Peter Constable wrote,
> An interesting addendum: in recent interaction with one of my colleagues in
> Africa, after recommending that they use U+02BC to represent glottal stop
> and ejective stops, he asked if they could either have a glyph variant that
> is straight or else use something like U+02C8 instead. The reason given was
> that language workers are being trained to key data but, the success of the
> training has been dependent on every different keystroke corresponding to a
> unique shape, i.e. it wouldn't work to require different keyings for
> distinct functions that use the same shape -- but they use single quotation
> marks, so need a distinct shape for glottals / glottalisation.
hmmm, U+0294, LATIN LETTER GLOTTAL STOP... Perhaps not.
On page 177 of TUS 3.0...
"... For example, the glottal stop (Arabic Hamza) in Latin transliteration has
been variously represented by the characters U+02BC MODIFIER LETTER
APOSTROPHE, U+02BE MODIFIER LETTER RIGHT HALF RING, and U+02C0
MODIFIER LETTER GLOTTAL STOP. Conversely, an apostrophe can have
several uses... "
The modifier letter glottal stop seems intriguing because of its semantics.
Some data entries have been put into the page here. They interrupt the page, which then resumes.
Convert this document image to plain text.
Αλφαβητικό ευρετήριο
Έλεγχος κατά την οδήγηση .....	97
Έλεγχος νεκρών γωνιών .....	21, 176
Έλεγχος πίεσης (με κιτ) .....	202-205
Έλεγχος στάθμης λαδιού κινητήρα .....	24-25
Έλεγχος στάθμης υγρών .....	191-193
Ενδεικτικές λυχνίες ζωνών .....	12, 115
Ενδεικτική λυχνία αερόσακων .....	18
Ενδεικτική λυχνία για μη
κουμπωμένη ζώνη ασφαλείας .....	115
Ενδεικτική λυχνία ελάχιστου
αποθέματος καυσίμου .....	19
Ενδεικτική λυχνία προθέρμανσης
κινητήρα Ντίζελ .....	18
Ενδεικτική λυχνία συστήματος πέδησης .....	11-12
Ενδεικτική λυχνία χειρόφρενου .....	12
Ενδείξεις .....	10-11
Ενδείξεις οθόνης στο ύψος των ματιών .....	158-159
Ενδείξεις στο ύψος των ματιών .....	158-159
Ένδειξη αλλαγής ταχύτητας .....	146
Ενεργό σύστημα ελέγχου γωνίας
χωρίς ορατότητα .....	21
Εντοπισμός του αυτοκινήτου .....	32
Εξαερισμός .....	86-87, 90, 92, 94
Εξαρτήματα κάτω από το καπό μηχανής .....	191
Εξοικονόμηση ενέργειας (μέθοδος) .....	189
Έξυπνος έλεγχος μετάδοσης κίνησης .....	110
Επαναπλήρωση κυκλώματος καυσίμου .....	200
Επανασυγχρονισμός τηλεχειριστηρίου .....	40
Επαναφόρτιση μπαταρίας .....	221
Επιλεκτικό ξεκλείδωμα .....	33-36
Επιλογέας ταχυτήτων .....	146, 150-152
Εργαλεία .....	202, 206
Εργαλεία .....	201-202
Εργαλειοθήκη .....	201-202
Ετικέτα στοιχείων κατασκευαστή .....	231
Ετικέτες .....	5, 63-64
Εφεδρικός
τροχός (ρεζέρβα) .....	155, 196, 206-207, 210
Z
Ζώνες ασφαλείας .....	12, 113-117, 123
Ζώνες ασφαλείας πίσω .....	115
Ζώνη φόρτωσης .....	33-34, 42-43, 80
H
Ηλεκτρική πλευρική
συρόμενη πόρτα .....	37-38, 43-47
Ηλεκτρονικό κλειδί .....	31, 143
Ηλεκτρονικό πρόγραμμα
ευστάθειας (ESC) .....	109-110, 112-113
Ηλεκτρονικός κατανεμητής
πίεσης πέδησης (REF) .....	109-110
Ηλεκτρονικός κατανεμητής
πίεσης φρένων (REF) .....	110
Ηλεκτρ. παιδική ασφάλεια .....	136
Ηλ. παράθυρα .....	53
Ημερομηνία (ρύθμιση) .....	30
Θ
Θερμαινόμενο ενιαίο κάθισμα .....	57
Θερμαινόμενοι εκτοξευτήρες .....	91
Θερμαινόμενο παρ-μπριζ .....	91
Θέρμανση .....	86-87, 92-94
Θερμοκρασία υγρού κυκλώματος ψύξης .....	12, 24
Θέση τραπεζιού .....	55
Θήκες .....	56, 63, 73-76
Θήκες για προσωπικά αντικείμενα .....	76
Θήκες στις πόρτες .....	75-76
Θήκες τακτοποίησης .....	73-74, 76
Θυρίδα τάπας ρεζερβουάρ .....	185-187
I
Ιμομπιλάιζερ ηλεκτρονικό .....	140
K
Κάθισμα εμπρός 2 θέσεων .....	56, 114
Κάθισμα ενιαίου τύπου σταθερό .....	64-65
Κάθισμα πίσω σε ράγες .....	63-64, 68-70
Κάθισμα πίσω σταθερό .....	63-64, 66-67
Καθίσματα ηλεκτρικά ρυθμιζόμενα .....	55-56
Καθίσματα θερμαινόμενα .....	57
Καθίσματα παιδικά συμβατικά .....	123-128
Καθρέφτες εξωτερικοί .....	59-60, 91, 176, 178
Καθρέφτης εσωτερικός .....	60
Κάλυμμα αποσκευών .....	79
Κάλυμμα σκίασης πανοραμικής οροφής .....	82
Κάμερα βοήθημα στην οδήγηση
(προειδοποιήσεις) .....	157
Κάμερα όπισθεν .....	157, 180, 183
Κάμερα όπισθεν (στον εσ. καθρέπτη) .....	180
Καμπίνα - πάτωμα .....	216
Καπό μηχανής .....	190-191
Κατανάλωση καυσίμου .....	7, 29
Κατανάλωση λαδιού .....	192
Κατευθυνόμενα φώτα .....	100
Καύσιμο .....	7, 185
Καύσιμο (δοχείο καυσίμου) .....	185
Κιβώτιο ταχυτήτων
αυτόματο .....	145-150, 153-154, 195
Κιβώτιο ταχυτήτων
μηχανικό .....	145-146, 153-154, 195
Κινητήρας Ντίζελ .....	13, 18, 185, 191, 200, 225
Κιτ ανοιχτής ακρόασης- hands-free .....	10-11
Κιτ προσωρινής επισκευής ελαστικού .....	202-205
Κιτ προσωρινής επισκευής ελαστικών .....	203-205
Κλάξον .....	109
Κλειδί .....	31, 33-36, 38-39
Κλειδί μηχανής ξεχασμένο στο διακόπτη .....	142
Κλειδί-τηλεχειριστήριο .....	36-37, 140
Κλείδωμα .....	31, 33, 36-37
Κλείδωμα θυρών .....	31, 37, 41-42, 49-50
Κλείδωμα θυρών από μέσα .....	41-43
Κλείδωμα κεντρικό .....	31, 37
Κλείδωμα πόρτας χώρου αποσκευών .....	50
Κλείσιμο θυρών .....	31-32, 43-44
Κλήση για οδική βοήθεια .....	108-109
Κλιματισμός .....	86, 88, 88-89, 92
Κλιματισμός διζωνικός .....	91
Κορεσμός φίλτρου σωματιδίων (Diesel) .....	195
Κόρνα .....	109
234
The right half ring might be an option because its shape resembles the
apostrophe and apparently precedents exist for using it as a glottal stop
Recommending U+02BC for the glottal stop seems to be fairly widespread.
Any language which uses the apostrophe as a glottal stop character as well
as the apostrophe for other purposes could well present the same kind of
problem for users learning to key-in data. If the keyboard is to have
distinct keys for U+02BC and U+2019, there needs to be some way for
the user to know which is which.
How did the practice of using the apostrophe to represent the glottal stop
originate? Was it because the writing system originally called for the
U+02C0 and the apostrophe was visually similar and readily accessible?
The Fulani language example in Katzner's "The Languages of the World" uses
the apostrophe both as single right quote and glottal stop.
"... Alkali, mardo hore petel be wakkude junde, wi'i nder yonki mako, 'Mi
wawata besdugo mangu hore am, amma mi ustan wakkude am'. ..."
“… Alkali, marḍo hore pẹtẹl be wakkude junde, ẉiˈi nder yọnki mako, ‘Mi
wawata ḅesdugo mangu hore am, amma mi ustan wakkude am’. …”
Suggesting U+02C0 might work, but this could be perceived as an
undesirable spelling reform. Maybe the answer should be a glyph
variant. Continue to recommend U+02BC, but provide fonts with
easily distinguishable glyphs for the characters in question.
Keyboards could be labelled accordingly.